PyroLife International Symposium: Towards an Integrated Fire Management
Highlights from the fourth PyroLife Symposium webinar on June 24, 2020 by Kathleen Uyttewaal.
On June 24, Bertram de Rooij told us a story. As a landscape architect, applied senior researcher at WUR, and volunteer firefighter, it was far from the usual campfire story.
And yet, some common threads of stories since time immemorial like creativity, imagining the future, and learning valuable lessons with people along the way all wove their way into Bertram’s narrative.
He urged us to think about Envisioning Futures and Enabling Landscapes. Landscapes, after all, set the scene where everything comes together: ecological, social, political and economic processes. Under the paradigm of climate change, we tend to think about risk and everything we might lose in our landscapes, yet Bertram sees opportunities—especially if we consider nature-based solutions to climate change. These approaches require us to look “both forward and backward” and place importance on integrated landscape planning, as well as the kinds of narrative and ownership promoted in these spaces… who’s going to build these landscapes? And for whom? How do we know we’re tackling the right solution—are we looking at the problem deeply enough? Nature-based solutions intend to include and connect to other functions, like creating agricultural and recreational space, which maintain the natural qualities of the landscape over time. They are cost effective, provide environmental, social and economic benefits, and help build resilience. To implicate nature-based solutions, one must really understand both the physical and social landscape where we’re working. That is, nature-based solutions will be complex, involve many scales of action and all kinds of diverse actors, with an important focus on social justice.
To ground this philosophy, Bertram quipped: “God created the world, but the Dutch created the Netherlands.” Lots of historical struggle occurred with controlling the waters for centuries. But slowly it transformed into an opportune, engineerable landscape. Constructing the Dutch landscape has been a constant process of innovating and improving, with a focus on technical hard defense of keeping sea water out. But these days, multiple other risks compound with rising rivers, sea levels, and even unprecedented drought in the land of water. It is time to move from a reactive mindset of crisis and disaster management to adaptive spatial planning and prevention, in the land of water and beyond.

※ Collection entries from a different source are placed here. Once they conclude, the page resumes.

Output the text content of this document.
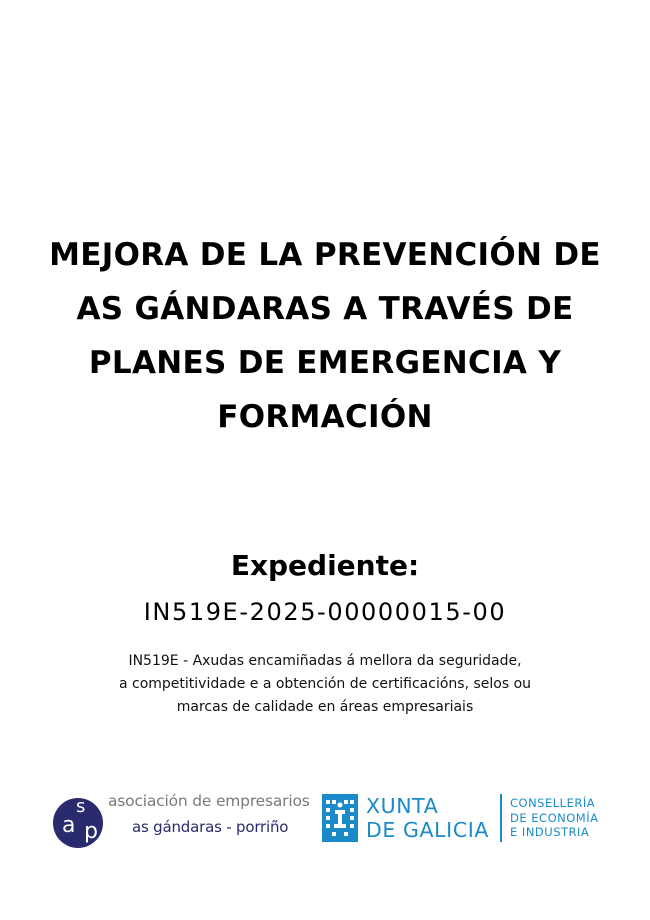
MEJORA DE LA PREVENCIÓN DE
AS GÁNDARAS A TRAVÉS DE
PLANES DE EMERGENCIA Y
FORMACIÓN
Expediente:
IN519E-2025-00000015-00
IN519E - Axudas encamiñadas á mellora da seguridade,
a competitividade e a obtención de certificacións, selos ou
marcas de calidade en áreas empresariais
a
s
p
asociación de empresarios
as gándaras - porriño
XUNTA
DE GALICIA
CONSELLERÍA
DE ECONOMÍA
E INDUSTRIA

So how do we implement these approaches? That’s quite complex and context specific. No standard solution exists—though that is part of the power of these approaches as well. Bertram considers all these adaptation opportunities best in a development context. By focusing on the positive impacts of adaptation (with climate change as a main driver), we are capable of creative, appealing and equitable changes. Action is needed at every level in society. For this, real participatory processes are essential in order to build shared interest and common ground. As a planner behind the scenes, it is important to adopt a holistic and integral view: multilevel, multi-actor, multi-scale, with the ability to “zoom in and zoom out” of challenges, value strategy and process equally, and connect to different actors in the field. This planning requires, essentially, bringing the future into the present.
Bertram worked to integrate much of this vision into the Netherlands 2120 project: a landscape design strategy that envisions how the ideal Dutch landscape will look in 100 years. It intends to “combine everything with everything:” sea and land areas, climate adaptation, circular economies, and creating a more inclusive society. Similarly, he created linkages in the PLACARD Project, bringing the climate adaptation community and disaster risk community together for fruitful discussions and planning. For that, it was key to find the correct narratives. He asks, “How can you get together to cook an appealing story? For whom? And what should be that strategic narrative? For what purpose?” In classic storytelling fashion, he gave us an answer in a simple yet profound moral: something that is easy to say, yet often so difficult to do: it starts with common understanding. It’s understanding the linkages of the personal worlds of inhabitants, their landscape values, to their systems of electricity, water availability, and connections to other risks (like drought, fire, earthquakes, etcetera).
Looking closely at his own work, Bertram admits that a new character is emerging in the story of the Netherlands: wildfires. For these new landscape and risk scenarios, he says, we need to create new values and opportunities. The good news is that many tools already exist to incorporate this character: envisioning the future, focusing on what will be required for success, defining high impact initiatives, mobilizing resources to take action, reflecting on and refining strategies. We must remember to zoom out and in on the national, regional, and local levels. The narrative of “Living with Fire” must be flexible, and appeal to all different stakeholders. By creating the right kind of story, we can start with a shared and connected vision on many levels. And finding this common ground will foster positive and creative agents of change for years to come.